Such is the disenchantment, such the bad faith that seeps from John le Carré's recent work that one now approaches his unsurpassed suspense thrillers with a mixture of keen pleasure and queasy impending doom. The author's characteristic late tone, barely masking its savage anger and moral lightlessness under a keen comic grasp of English speech and a dangerously poised theatricality that never hovers far from send-up, only heightens the agony. Which of these decent characters, you wonder, will be coerced first into selling his principles down the river? Which one will hold out longest against the implacable slow machine of international espionage? Will anyone escape the meat grinder?

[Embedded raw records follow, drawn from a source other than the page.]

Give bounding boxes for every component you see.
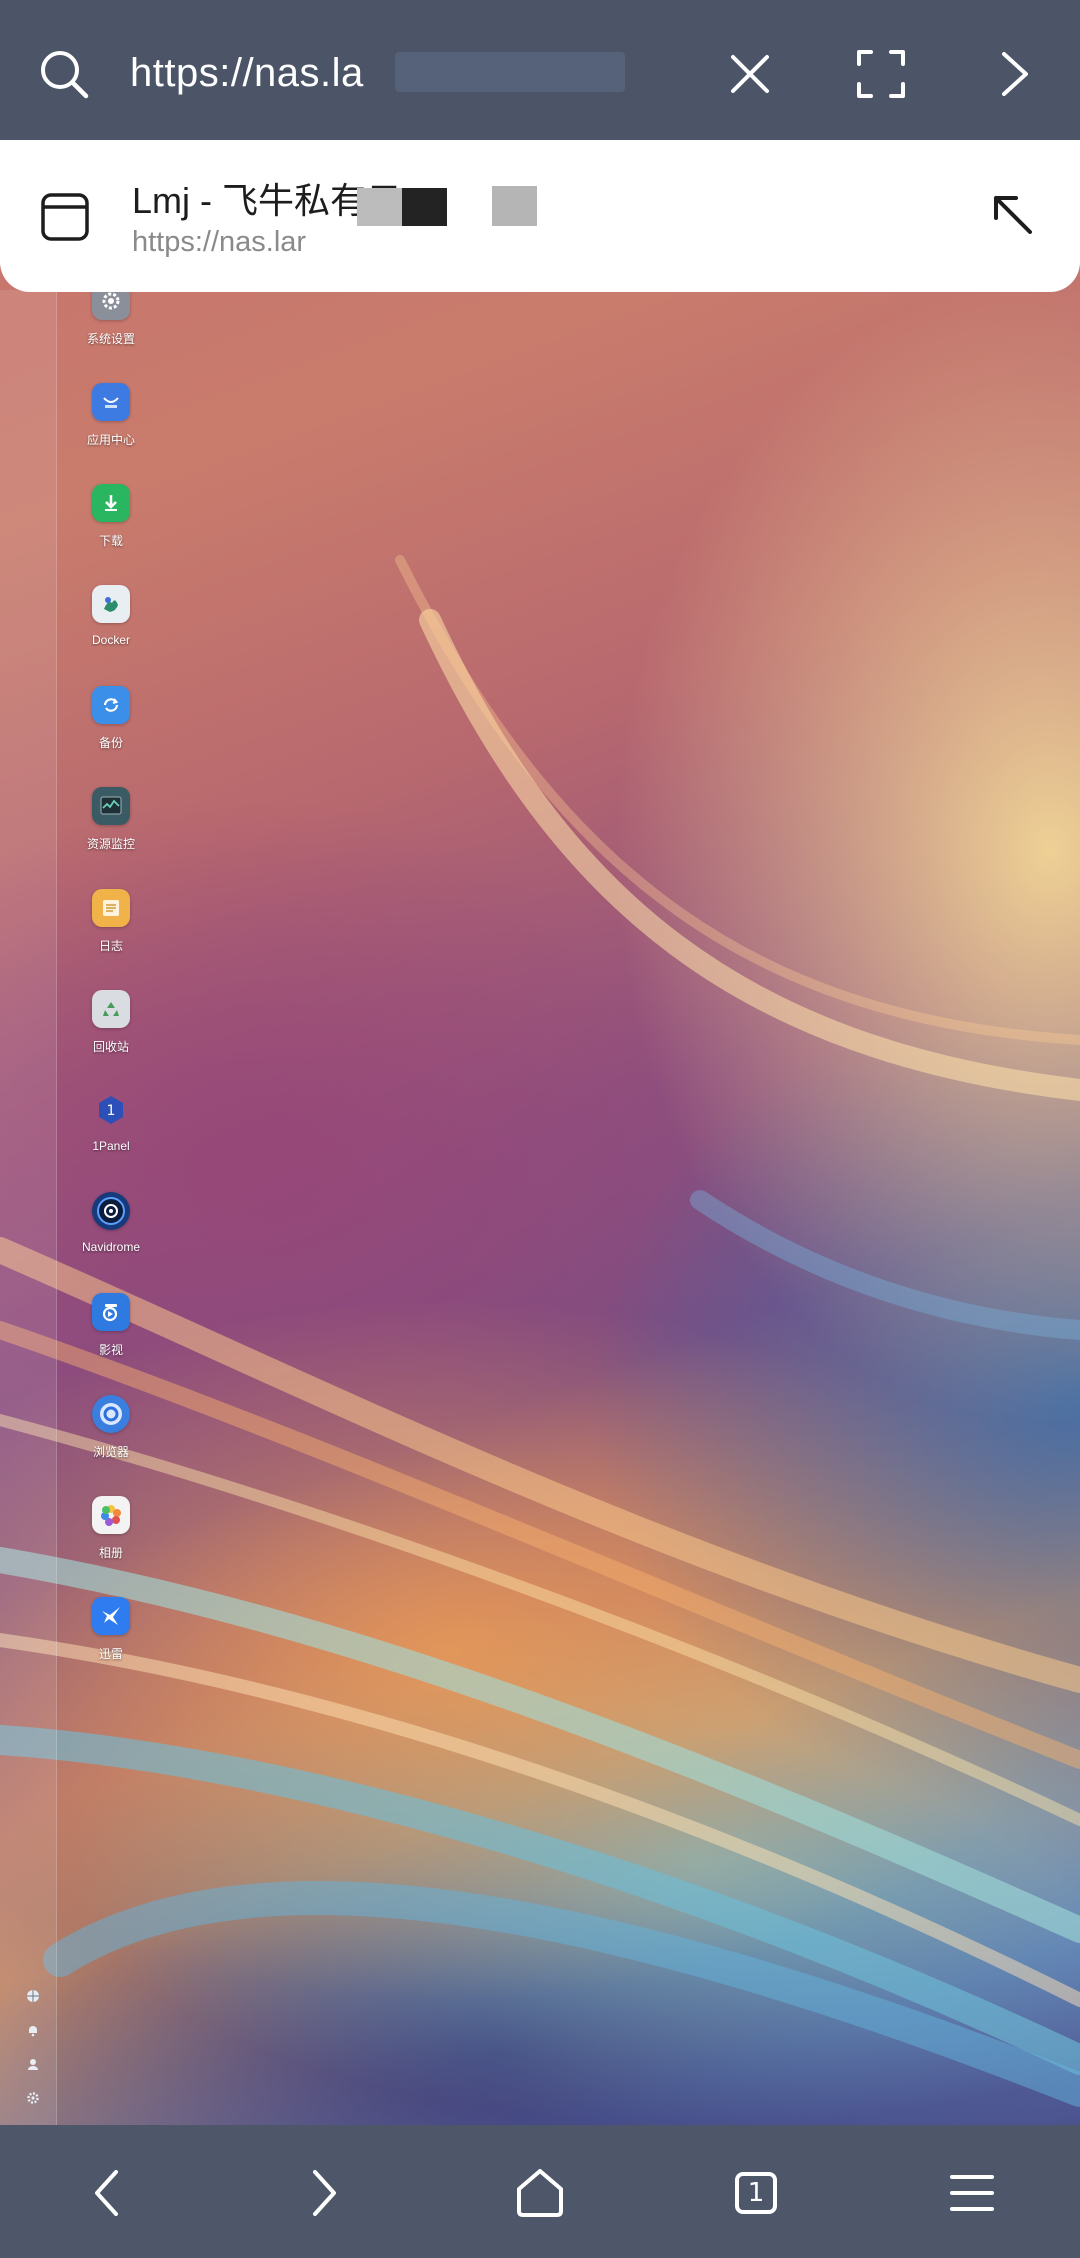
redacted-url-overlay [395, 52, 625, 92]
app-store-icon [92, 383, 130, 421]
log-icon [92, 889, 130, 927]
app-download[interactable]: 下载 [75, 484, 147, 549]
app-navidrome[interactable]: Navidrome [75, 1192, 147, 1254]
app-backup[interactable]: 备份 [75, 686, 147, 751]
url-suggestion-item[interactable]: Lmj - 飞牛私有云 https://nas.lar [0, 140, 1080, 292]
app-label: 回收站 [92, 1040, 129, 1054]
app-resource-monitor[interactable]: 资源监控 [75, 787, 147, 852]
app-browser[interactable]: 浏览器 [75, 1395, 147, 1460]
fill-url-arrow-icon[interactable] [990, 192, 1036, 238]
app-label: 浏览器 [92, 1445, 129, 1459]
tabs-button[interactable]: 1 [716, 2153, 796, 2233]
1panel-icon: 1 [92, 1091, 130, 1129]
app-label: 迅雷 [98, 1647, 123, 1661]
app-label: 影视 [98, 1343, 123, 1357]
svg-text:1: 1 [107, 1103, 116, 1119]
app-label: 下载 [98, 534, 123, 548]
app-label: 日志 [98, 939, 123, 953]
clear-button[interactable] [728, 52, 772, 96]
app-label: 备份 [98, 736, 123, 750]
browser-icon [92, 1395, 130, 1433]
app-label: 1Panel [92, 1139, 130, 1153]
tab-counter-icon: 1 [735, 2172, 777, 2214]
app-docker[interactable]: Docker [75, 585, 147, 647]
back-button[interactable] [67, 2153, 147, 2233]
app-logs[interactable]: 日志 [75, 889, 147, 954]
user-icon[interactable] [26, 2057, 40, 2071]
app-label: 资源监控 [86, 837, 135, 851]
app-label: Navidrome [81, 1240, 141, 1254]
redaction-block [402, 188, 447, 230]
app-label: Docker [91, 633, 130, 647]
thunder-icon [92, 1597, 130, 1635]
go-button[interactable] [998, 50, 1032, 98]
tab-count: 1 [747, 2178, 765, 2208]
recycle-bin-icon [92, 990, 130, 1028]
video-icon [92, 1293, 130, 1331]
globe-icon[interactable] [26, 1989, 40, 2003]
dock-sidebar [0, 290, 57, 2125]
app-video[interactable]: 影视 [75, 1293, 147, 1358]
backup-icon [92, 686, 130, 724]
desktop-wallpaper [0, 0, 1080, 2258]
redacted-url-overlay [320, 226, 740, 278]
docker-icon [92, 585, 130, 623]
chevron-right-icon [313, 2170, 336, 2216]
browser-bottom-toolbar: 1 [0, 2125, 1080, 2258]
app-label: 相册 [98, 1546, 123, 1560]
forward-button[interactable] [284, 2153, 364, 2233]
webpage-icon [41, 193, 89, 241]
app-app-center[interactable]: 应用中心 [75, 383, 147, 448]
home-icon [517, 2169, 563, 2217]
settings-icon[interactable] [26, 2091, 40, 2105]
redaction-block [357, 188, 402, 230]
wallpaper-waves [0, 555, 1080, 2107]
redaction-block [492, 186, 537, 230]
monitor-icon [92, 787, 130, 825]
download-icon [92, 484, 130, 522]
app-thunder[interactable]: 迅雷 [75, 1597, 147, 1662]
app-label: 应用中心 [86, 433, 135, 447]
app-recycle-bin[interactable]: 回收站 [75, 990, 147, 1055]
app-1panel[interactable]: 1 1Panel [75, 1091, 147, 1153]
home-button[interactable] [500, 2153, 580, 2233]
photos-icon [92, 1496, 130, 1534]
address-bar: https://nas.la [0, 0, 1080, 140]
scan-button[interactable] [855, 48, 907, 100]
chevron-left-icon [95, 2170, 118, 2216]
app-photos[interactable]: 相册 [75, 1496, 147, 1561]
app-label: 系统设置 [86, 332, 135, 346]
search-icon [41, 51, 89, 99]
menu-button[interactable] [932, 2153, 1012, 2233]
bell-icon[interactable] [26, 2023, 40, 2037]
hamburger-menu-icon [950, 2175, 994, 2211]
navidrome-icon [92, 1192, 130, 1230]
suggestion-url: https://nas.lar [132, 226, 307, 258]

A Most Wanted Man is le Carré's 21st book, and another winner. Why we think of this man as a popular novelist, still less a thriller writer, is beyond me: he's a subversive tragedian, selling us the things we'd least like to hear about the custodians of our liberty and only vaguely disguising them as entertainment.
The present novel is set in Hamburg, the former home of the 9/11 hijackers. This partly explains the worry of the contemporary German security services at the arrival of Issa Karpov, a stateless and badly beaten refugee who has materialised in Hamburg to reclaim a mysterious inheritance and devote himself to Islam. Caught up in the ensuing diplomatic thundercloud are Annabel, a young civil rights lawyer who determines to save Issa from deportation; Tommy Brue, an affable private banker with secrets, both corporate and personal, that he'd rather forget; and the angels and demons of the international spying community, who quickly identify Issa as the perfect live bait for an altogether bigger fish.
This is a book about political and private corruption, and its plot revolves around the most ferociously debated policies in terror- frighted Europe. I don't want to spoil the conclusion, whose utter predictability only adds to the sense of mounting dread, but let's just say that Clive Stafford-Smith and various other critics of US foreign policy are thanked in the credits. But le Carré handles his material with a rare lightness of touch that's absent from most contemporary portraits of counter-terrorism: as he's always done, he creates plausible, breathing characters whose conflict with the instruments of the state gives breath to his outrage without resorting to didacticism. Occasionally the mask slips: the portrayal of one particular CIA villain – the US having replaced the USSR as the le Carré antagonist of choice – veers close to caricature. But for the most part, this is black, brilliant, hypnotic stuff, and yet another reason to count le Carré among this country's very finest contemporary writers. Unhesitatingly recommended.